Jacques Villeglé (Jacques Mahé de La Villeglé, dit)

Villeglé collecte dans la rue la chronique de notre temps. Des fils de fer provenant du mur de l’Atlantique sont ses premières trouvailles. Puis il commence, en 1949, à décoller des affiches dans la rue avec son ami Raymond Hains. En 1960, il fait partie des membres fondateurs du Nouveau Réalisme, qui trouvent dans ce que le critique Pierre Restany nomme la « nature urbaine » la matière première de leur création.
Les affiches lacérées témoignent de la réaction des passants,
actifs créateurs d’oeuvres anonymes et collectives. Les marcheurs déchirent, au fil des itinéraires et des agacements, des lambeaux de papier découvrant, dessous, les affiches précédentes. Une annonce officielle de vente aux enchères immobilière, une affiche revendiquant la paix au Vietnam, une autre commémorant la fin de la Seconde Guerre mondiale. Puis apparaissent des couches inférieures : le visage d’un homme moustachu et, sur sa joue, celui
d’une femme qui fume.
Du chaos des images et des discours, de l’actualité internationale
à celle du showbiz, des aplats et des taches de couleurs aux multiples typographies, une œuvre plastique surgit, entre ready-made et peinture gestuelle, par l’invention de l’artiste.
Le titre indique systématiquement avec une précision documentaire
lieu et date de la découverte.

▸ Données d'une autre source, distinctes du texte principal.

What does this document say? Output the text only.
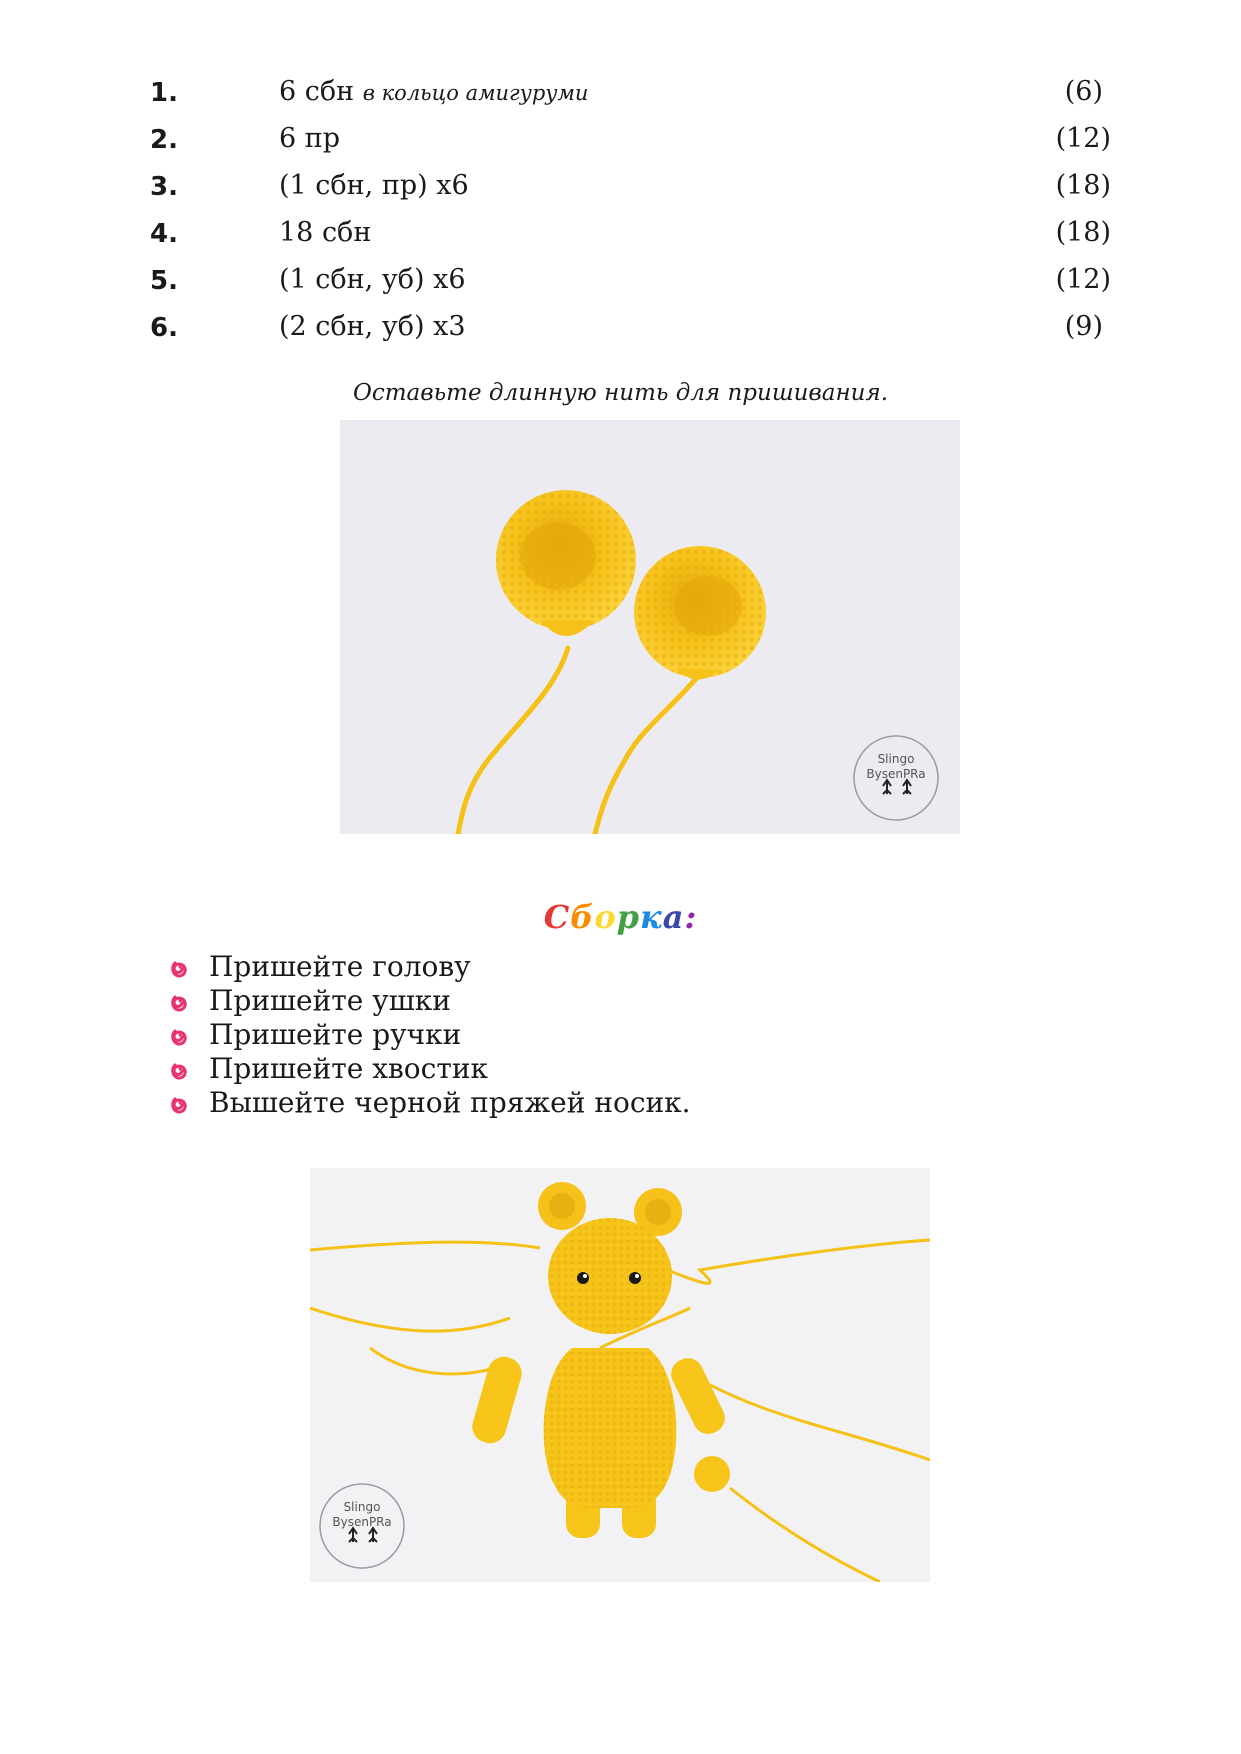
1.	6 сбн в кольцо амигуруми	(6)
2.	6 пр	(12)
3.	(1 сбн, пр) х6	(18)
4.	18 сбн	(18)
5.	(1 сбн, уб) х6	(12)
6.	(2 сбн, уб) х3	(9)
Оставьте длинную нить для пришивания.
Slingo
BysenPRa
Сборка:
Пришейте голову
Пришейте ушки
Пришейте ручки
Пришейте хвостик
Вышейте черной пряжей носик.
Slingo
BysenPRa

L’une vient de la rue du Temple à Paris,
terrain de chasse proche du domicile de l’artiste. Et une histoire
événementielle, de la publicité, de la typographie, de l’iconographie et
des fantasmes contemporains, se crée au fil de la constitution d’une collection d’affiches pendant plus de cinquante années.
Elle pourrait être une métaphore de la stratification de la mémoire,
un palimpseste des mouvements de notre époque. Plus que les affiches, Villeglé collectionne les images de la vie publique, sortes de peintures d’histoire nées de la rue.